Example data how the comparison should be:
There are some similar words in the two columns. So by comparing the two columns the maximum matched wordings should be created in new column as shown in attached image. Is their any formula that we can compare two columns.
I tried to use vlookup
the cases but in that only full matched columns are joining. I need matching words to join
This VBA solution kind of works I guess but is definitely not 100% reliable:
Sub matchWords()
Dim arr() As Variant, rng As Range, lastRow As Long, lastColumn As Long
With ActiveSheet
lastColumn = 3
lastRow = .Cells(.Rows.Count, 1).End(xlUp).Row
End With
Set rng = Range(Cells(2, 1), Cells(lastRow, lastColumn))
arr = rng
Dim val1 As String, val2 As String
For i = LBound(arr) To UBound(arr)
arr(i, 3) = ""
For j = LBound(arr) To UBound(arr)
val1 = LCase(arr(i, 2))
If val1 <> "" Then val1 = Split(val1, ".")(UBound(Split(val1, ".")))
val2 = LCase(Left(Replace(arr(j, 1), " ", ""), Int(Len(Replace(arr(j, 1), " ", "")) * 0.7)))
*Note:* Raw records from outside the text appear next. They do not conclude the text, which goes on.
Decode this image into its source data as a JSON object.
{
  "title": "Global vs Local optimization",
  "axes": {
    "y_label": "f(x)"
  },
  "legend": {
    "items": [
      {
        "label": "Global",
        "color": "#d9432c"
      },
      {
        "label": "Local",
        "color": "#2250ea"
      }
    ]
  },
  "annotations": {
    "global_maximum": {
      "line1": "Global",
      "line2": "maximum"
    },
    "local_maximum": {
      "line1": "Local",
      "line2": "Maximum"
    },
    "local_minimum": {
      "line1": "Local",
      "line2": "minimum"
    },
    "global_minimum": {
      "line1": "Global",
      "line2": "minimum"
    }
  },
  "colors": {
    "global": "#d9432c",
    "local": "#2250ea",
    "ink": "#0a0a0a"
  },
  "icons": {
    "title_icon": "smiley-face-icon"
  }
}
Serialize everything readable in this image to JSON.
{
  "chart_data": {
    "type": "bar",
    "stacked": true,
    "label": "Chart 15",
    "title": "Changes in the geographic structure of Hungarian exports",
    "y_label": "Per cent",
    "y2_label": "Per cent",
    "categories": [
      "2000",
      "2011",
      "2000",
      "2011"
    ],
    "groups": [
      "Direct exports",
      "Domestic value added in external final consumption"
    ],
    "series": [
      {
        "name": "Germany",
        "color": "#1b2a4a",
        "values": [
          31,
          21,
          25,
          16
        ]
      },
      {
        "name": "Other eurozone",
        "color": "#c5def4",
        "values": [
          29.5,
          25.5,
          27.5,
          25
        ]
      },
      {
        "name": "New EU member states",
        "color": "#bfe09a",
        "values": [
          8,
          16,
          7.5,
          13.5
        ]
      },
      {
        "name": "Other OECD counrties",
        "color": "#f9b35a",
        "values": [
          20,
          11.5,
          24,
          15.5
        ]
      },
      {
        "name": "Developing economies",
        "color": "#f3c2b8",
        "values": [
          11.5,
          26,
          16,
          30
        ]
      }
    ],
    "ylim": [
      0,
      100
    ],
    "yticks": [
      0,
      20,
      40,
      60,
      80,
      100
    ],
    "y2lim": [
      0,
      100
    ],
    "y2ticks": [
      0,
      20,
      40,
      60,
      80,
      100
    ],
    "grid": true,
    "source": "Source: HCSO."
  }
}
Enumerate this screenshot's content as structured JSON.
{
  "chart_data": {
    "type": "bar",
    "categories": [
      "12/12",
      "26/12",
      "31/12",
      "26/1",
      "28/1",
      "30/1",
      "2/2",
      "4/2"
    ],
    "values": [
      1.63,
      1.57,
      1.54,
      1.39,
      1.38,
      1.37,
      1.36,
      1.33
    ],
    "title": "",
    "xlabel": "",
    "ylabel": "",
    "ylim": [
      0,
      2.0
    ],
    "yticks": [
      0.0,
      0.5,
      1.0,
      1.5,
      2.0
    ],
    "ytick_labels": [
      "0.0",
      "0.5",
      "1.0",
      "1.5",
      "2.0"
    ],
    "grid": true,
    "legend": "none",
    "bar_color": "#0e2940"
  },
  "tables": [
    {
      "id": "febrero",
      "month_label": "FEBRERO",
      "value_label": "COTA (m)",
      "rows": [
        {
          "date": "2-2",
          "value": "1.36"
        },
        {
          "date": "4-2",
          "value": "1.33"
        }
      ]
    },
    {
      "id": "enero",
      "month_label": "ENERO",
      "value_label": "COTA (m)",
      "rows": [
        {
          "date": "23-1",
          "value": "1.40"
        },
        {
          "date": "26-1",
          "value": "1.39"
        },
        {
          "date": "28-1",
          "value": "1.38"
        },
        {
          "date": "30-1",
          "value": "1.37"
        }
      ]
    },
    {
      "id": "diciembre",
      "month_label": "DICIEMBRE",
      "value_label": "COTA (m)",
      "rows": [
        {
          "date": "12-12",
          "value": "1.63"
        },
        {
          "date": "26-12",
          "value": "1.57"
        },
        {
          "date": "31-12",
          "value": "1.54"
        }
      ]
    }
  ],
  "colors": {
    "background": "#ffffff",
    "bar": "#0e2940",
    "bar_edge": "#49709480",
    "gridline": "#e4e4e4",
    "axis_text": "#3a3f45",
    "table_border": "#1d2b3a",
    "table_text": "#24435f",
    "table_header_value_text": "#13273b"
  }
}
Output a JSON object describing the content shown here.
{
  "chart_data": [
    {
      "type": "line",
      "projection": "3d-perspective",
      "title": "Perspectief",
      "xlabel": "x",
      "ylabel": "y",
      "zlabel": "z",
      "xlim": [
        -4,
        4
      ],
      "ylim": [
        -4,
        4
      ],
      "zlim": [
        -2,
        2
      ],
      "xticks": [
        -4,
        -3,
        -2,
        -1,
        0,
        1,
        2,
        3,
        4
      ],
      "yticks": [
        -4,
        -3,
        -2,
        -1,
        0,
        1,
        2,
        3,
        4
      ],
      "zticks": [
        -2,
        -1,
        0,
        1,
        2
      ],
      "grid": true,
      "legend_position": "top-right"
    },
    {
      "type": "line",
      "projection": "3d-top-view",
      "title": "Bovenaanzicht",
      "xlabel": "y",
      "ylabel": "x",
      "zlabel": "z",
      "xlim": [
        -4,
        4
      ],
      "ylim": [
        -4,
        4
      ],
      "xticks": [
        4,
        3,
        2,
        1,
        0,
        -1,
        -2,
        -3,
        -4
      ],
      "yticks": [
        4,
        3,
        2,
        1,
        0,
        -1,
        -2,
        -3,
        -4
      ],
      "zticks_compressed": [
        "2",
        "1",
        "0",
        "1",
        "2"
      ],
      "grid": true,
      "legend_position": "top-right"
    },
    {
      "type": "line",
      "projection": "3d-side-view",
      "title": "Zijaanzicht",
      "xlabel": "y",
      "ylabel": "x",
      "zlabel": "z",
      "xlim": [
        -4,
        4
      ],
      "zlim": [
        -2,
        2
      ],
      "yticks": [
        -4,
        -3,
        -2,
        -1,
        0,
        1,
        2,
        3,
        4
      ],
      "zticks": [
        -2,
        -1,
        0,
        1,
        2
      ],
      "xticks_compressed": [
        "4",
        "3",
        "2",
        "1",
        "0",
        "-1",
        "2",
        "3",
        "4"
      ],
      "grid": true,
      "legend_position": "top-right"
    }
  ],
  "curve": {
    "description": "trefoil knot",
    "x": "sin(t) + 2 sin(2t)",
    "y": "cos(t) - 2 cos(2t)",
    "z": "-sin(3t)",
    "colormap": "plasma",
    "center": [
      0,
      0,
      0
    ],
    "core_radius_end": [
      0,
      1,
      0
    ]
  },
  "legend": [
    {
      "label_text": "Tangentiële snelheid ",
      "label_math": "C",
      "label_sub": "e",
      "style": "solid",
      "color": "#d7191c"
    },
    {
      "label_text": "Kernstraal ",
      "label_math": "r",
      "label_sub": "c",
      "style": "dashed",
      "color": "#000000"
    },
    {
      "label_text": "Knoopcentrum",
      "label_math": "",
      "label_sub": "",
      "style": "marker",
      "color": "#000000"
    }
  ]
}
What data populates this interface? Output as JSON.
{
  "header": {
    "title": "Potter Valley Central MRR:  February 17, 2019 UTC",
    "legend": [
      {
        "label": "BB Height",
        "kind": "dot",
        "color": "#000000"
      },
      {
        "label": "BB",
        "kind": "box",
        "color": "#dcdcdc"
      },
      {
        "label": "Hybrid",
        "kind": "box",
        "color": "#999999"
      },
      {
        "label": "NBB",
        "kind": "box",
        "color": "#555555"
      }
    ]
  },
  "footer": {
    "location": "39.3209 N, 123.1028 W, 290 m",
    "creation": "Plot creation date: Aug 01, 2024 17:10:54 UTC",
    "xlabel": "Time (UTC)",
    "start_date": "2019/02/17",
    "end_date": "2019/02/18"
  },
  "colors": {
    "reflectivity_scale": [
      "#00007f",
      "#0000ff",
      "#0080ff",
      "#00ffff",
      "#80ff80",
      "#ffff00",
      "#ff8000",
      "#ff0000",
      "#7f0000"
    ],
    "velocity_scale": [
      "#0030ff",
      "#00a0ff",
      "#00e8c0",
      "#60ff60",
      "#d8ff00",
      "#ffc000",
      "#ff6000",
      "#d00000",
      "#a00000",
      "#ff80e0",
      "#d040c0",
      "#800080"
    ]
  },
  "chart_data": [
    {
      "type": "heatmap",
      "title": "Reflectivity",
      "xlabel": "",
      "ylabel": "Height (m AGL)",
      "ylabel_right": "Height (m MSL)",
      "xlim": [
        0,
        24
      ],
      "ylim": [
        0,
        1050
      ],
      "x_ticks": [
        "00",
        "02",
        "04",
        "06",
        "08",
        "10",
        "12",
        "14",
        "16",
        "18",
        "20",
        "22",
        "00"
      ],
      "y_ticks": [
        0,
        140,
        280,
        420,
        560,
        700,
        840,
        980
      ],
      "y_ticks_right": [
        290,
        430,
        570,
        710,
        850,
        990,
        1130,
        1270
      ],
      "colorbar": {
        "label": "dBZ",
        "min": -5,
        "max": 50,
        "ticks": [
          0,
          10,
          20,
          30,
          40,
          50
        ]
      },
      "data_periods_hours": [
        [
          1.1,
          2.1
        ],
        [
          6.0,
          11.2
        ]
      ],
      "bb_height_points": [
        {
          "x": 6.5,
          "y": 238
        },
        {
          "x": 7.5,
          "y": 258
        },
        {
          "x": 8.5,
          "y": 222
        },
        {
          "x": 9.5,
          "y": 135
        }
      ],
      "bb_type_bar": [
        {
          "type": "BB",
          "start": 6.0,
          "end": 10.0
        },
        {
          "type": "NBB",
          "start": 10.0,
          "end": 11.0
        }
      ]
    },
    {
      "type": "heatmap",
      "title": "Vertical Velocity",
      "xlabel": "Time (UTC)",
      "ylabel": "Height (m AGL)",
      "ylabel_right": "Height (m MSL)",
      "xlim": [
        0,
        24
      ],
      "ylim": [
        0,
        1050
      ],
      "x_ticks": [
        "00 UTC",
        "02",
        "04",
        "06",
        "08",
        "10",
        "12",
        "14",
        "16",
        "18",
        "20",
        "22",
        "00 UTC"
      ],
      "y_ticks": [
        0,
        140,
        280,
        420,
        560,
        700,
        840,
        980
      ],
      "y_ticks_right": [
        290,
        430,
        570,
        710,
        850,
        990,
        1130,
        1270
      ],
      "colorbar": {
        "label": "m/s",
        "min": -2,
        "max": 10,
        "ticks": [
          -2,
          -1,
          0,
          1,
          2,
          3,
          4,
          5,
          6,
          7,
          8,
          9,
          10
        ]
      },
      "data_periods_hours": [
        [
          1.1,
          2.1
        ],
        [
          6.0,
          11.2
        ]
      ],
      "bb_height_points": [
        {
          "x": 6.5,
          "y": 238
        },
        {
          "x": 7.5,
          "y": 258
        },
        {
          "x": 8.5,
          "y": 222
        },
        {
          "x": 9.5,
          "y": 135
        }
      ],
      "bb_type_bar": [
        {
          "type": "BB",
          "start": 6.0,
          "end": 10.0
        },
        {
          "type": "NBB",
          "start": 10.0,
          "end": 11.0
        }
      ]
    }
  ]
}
If InStr(1, val1, val2) <> 0 Then
arr(i, 3) = arr(j, 1) & "?" & arr(i, 3)
End If
Next j
If val1 <> "" And arr(i, 3) <> "" Then arr(i, 3) = Left(arr(i, 3), Len(arr(i, 3)) - 1)
Next i
rng = arr
End Sub
Tested on this table called "data". Sometimes, there is more than one match in which case both of them are put into the third column, separated by a question mark:
cat1 |
cat2 |
matchedCat1 |
---|---|---|
anesthesiologist |
professional. Accountants |
accounting |
appliances |
nightlife.adultentertainment |
adult entertainment |
aircraft dealer |
professional.advertising |
advertising |
airline |
industry.agriculture |
agriculture |
animal shelter |
auto.aircraftdealers |
aircraft dealer |
apartments |
hotelstravel.transport.airlines |
airline |
airport |
hotelstravel.airports |
airport |
alternative medicine |
hotelstravel.airports.airportterminals |
airport terminal?airport |
amusement park |
health.physicians.allergist |
allergist |
airport terminal |
health.alternativemedicine |
alternative medicine |
allergist |
active.amusementparks |
amusement park |
accounting |
health.physicians.anesthesiologists |
anesthesiologist |
advertising |
pets.animalshelters |
animal shelter |
agriculture |
realestate.apartments |
apartments |
adult entertainment |
shopping.homeandgarden.appliances |
appliances |
*just in case any moderator comes across this: The reason the table looks like this is because SO will not allow me to post it without each of the entries formatted as code. This "feature" seriously needs to either be fixed or done away with completely.